Implementation and evaluation of a text-to-speech synthesis system for turkish

In this paper, a diphone based Text-to-Speech (TTS) system for the Turkish language is presented. Turkish is the official language of Turkey, where it is the native language of 70 million people and it is also widely spoken in Asia (Azerbaidjain, Uzbekhstan, Kazakhstan, Kirgizhstan and Iran), Cyprus and the Balkans. The research has been done through a visiting internship at CSLR (the Center for Spoken Language Research, University of Colorado at Boulder) as part of an ongoing collaboration between CSLR and METU (Middle East Technical University), Department of Electrical and Electronics Engineering.
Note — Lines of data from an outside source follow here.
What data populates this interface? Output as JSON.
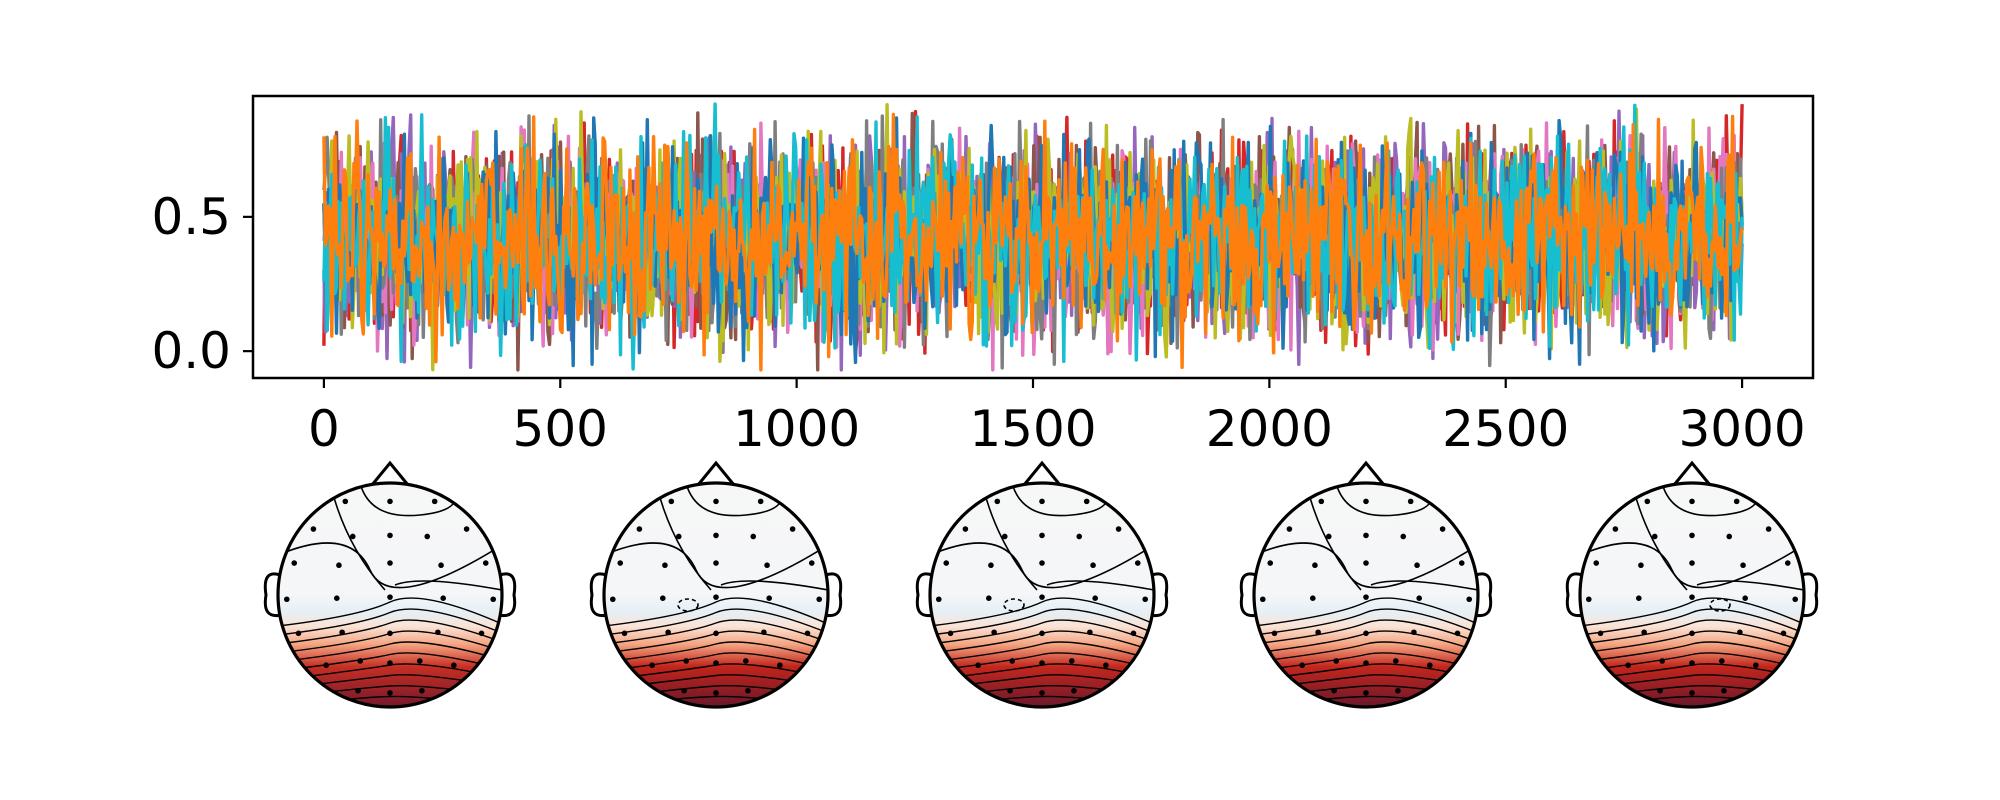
{
  "chart_data": [
    {
      "type": "line",
      "title": "",
      "xlabel": "",
      "ylabel": "",
      "xlim": [
        -150,
        3150
      ],
      "ylim": [
        -0.1,
        0.95
      ],
      "x_ticks": [
        {
          "value": 0,
          "label": "0"
        },
        {
          "value": 500,
          "label": "500"
        },
        {
          "value": 1000,
          "label": "1000"
        },
        {
          "value": 1500,
          "label": "1500"
        },
        {
          "value": 2000,
          "label": "2000"
        },
        {
          "value": 2500,
          "label": "2500"
        },
        {
          "value": 3000,
          "label": "3000"
        }
      ],
      "y_ticks": [
        {
          "value": 0.0,
          "label": "0.0"
        },
        {
          "value": 0.5,
          "label": "0.5"
        }
      ],
      "x_range": [
        0,
        3000
      ],
      "value_range": [
        -0.07,
        0.92
      ],
      "mean_value": 0.42,
      "grid": false,
      "legend": "none",
      "series": [
        {
          "color": "#d62728",
          "values": [
            0.02,
            0.62,
            0.35,
            0.48,
            0.22,
            0.55,
            0.41,
            0.3,
            0.66,
            0.38,
            0.5,
            0.27,
            0.72,
            0.44,
            0.33,
            0.58,
            0.4,
            0.25,
            0.61,
            0.47,
            0.36,
            0.8,
            0.42,
            0.29,
            0.55,
            0.39,
            0.64,
            0.31,
            0.48,
            0.92
          ]
        },
        {
          "color": "#9467bd",
          "values": [
            0.3,
            0.45,
            0.61,
            -0.06,
            0.52,
            0.37,
            0.7,
            0.28,
            0.49,
            0.58,
            0.33,
            0.46,
            0.66,
            0.24,
            0.51,
            0.4,
            0.75,
            0.35,
            0.44,
            0.57,
            0.29,
            0.62,
            0.38,
            0.5,
            0.26,
            0.68,
            0.42,
            0.05,
            0.55,
            0.4
          ]
        },
        {
          "color": "#8c564b",
          "values": [
            0.55,
            0.38,
            0.46,
            0.6,
            0.31,
            0.49,
            0.42,
            0.67,
            0.35,
            0.52,
            0.28,
            0.58,
            0.4,
            0.47,
            0.63,
            0.33,
            0.5,
            0.44,
            0.36,
            0.59,
            0.41,
            0.53,
            0.3,
            0.65,
            0.39,
            0.48,
            0.57,
            0.34,
            0.46,
            0.5
          ]
        },
        {
          "color": "#e377c2",
          "values": [
            0.41,
            0.7,
            0.29,
            0.52,
            0.44,
            0.8,
            0.36,
            0.55,
            0.3,
            0.62,
            0.47,
            0.38,
            0.58,
            0.83,
            0.42,
            0.27,
            0.64,
            0.5,
            0.35,
            0.05,
            0.49,
            0.61,
            0.4,
            0.56,
            0.33,
            0.85,
            0.45,
            0.37,
            0.59,
            0.48
          ]
        },
        {
          "color": "#7f7f7f",
          "values": [
            0.6,
            0.33,
            0.5,
            0.41,
            0.65,
            0.28,
            0.53,
            0.04,
            0.46,
            0.39,
            0.7,
            0.3,
            0.55,
            0.43,
            0.36,
            0.61,
            0.47,
            0.32,
            0.57,
            0.4,
            0.68,
            0.35,
            0.51,
            0.44,
            0.29,
            0.63,
            0.42,
            0.53,
            0.36,
            0.45
          ]
        },
        {
          "color": "#bcbd22",
          "values": [
            0.48,
            0.56,
            0.38,
            0.72,
            0.43,
            0.34,
            0.6,
            0.49,
            0.82,
            0.37,
            0.54,
            0.45,
            0.31,
            0.66,
            0.4,
            0.58,
            0.84,
            0.36,
            0.51,
            0.44,
            0.62,
            0.33,
            0.47,
            0.7,
            0.39,
            0.55,
            0.42,
            0.64,
            0.86,
            0.5
          ]
        },
        {
          "color": "#1f77b4",
          "values": [
            0.55,
            0.29,
            0.62,
            0.4,
            0.5,
            0.08,
            0.45,
            0.68,
            0.33,
            0.57,
            0.42,
            0.74,
            0.3,
            0.52,
            0.46,
            0.36,
            0.63,
            -0.02,
            0.48,
            0.41,
            0.59,
            0.35,
            0.66,
            0.44,
            0.53,
            0.31,
            0.6,
            0.38,
            0.49,
            0.47
          ]
        },
        {
          "color": "#17becf",
          "values": [
            0.26,
            0.52,
            0.88,
            0.37,
            0.6,
            0.45,
            0.33,
            0.55,
            0.92,
            0.41,
            0.64,
            0.36,
            0.5,
            0.43,
            0.69,
            0.31,
            0.56,
            0.46,
            0.62,
            0.38,
            0.53,
            0.75,
            0.4,
            0.58,
            0.34,
            0.6,
            0.48,
            0.7,
            0.42,
            0.5
          ]
        },
        {
          "color": "#ff7f0e",
          "values": [
            0.8,
            0.4,
            0.48,
            0.35,
            0.52,
            0.44,
            0.58,
            0.38,
            0.46,
            0.55,
            0.41,
            0.49,
            0.36,
            0.57,
            0.43,
            0.5,
            0.39,
            0.47,
            0.54,
            0.42,
            0.6,
            0.37,
            0.51,
            0.45,
            0.4,
            0.56,
            0.44,
            0.38,
            0.52,
            0.46
          ]
        }
      ]
    },
    {
      "type": "heatmap",
      "title": "",
      "description_kind": "topomap",
      "colormap": "RdBu_r",
      "contour_lines": true,
      "sensors_shown": true,
      "maps": [
        {
          "hot_region": "posterior",
          "intensity": 0.82,
          "negative_spot": false
        },
        {
          "hot_region": "posterior",
          "intensity": 1.0,
          "negative_spot": true
        },
        {
          "hot_region": "posterior",
          "intensity": 0.95,
          "negative_spot": true
        },
        {
          "hot_region": "posterior",
          "intensity": 0.97,
          "negative_spot": false
        },
        {
          "hot_region": "posterior",
          "intensity": 0.98,
          "negative_spot": true
        }
      ]
    }
  ]
}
The system is based on Festival Speech Synthesis System. A diphone database has been designed for Turkish. Tools developed for quick diphone collection and segmentation are illustrated. The text analysis module, the methods used for determination of segment durations and pitch contours are discussed in detail. A Diagnostic Rhyme Test (DRT) has been designed for Turkish to test the intelligibility of the output speech. The resulting TTS system is found to be 86.5% intelligible on the average by 20 listeners. This is the first diphone based Turkish TTS system, whose intelligibility is reported. We also believe that, this paper would help researchers working on building TTS voices, especially those who work on agglutinative languages, since every step needed along the way are explained in detail.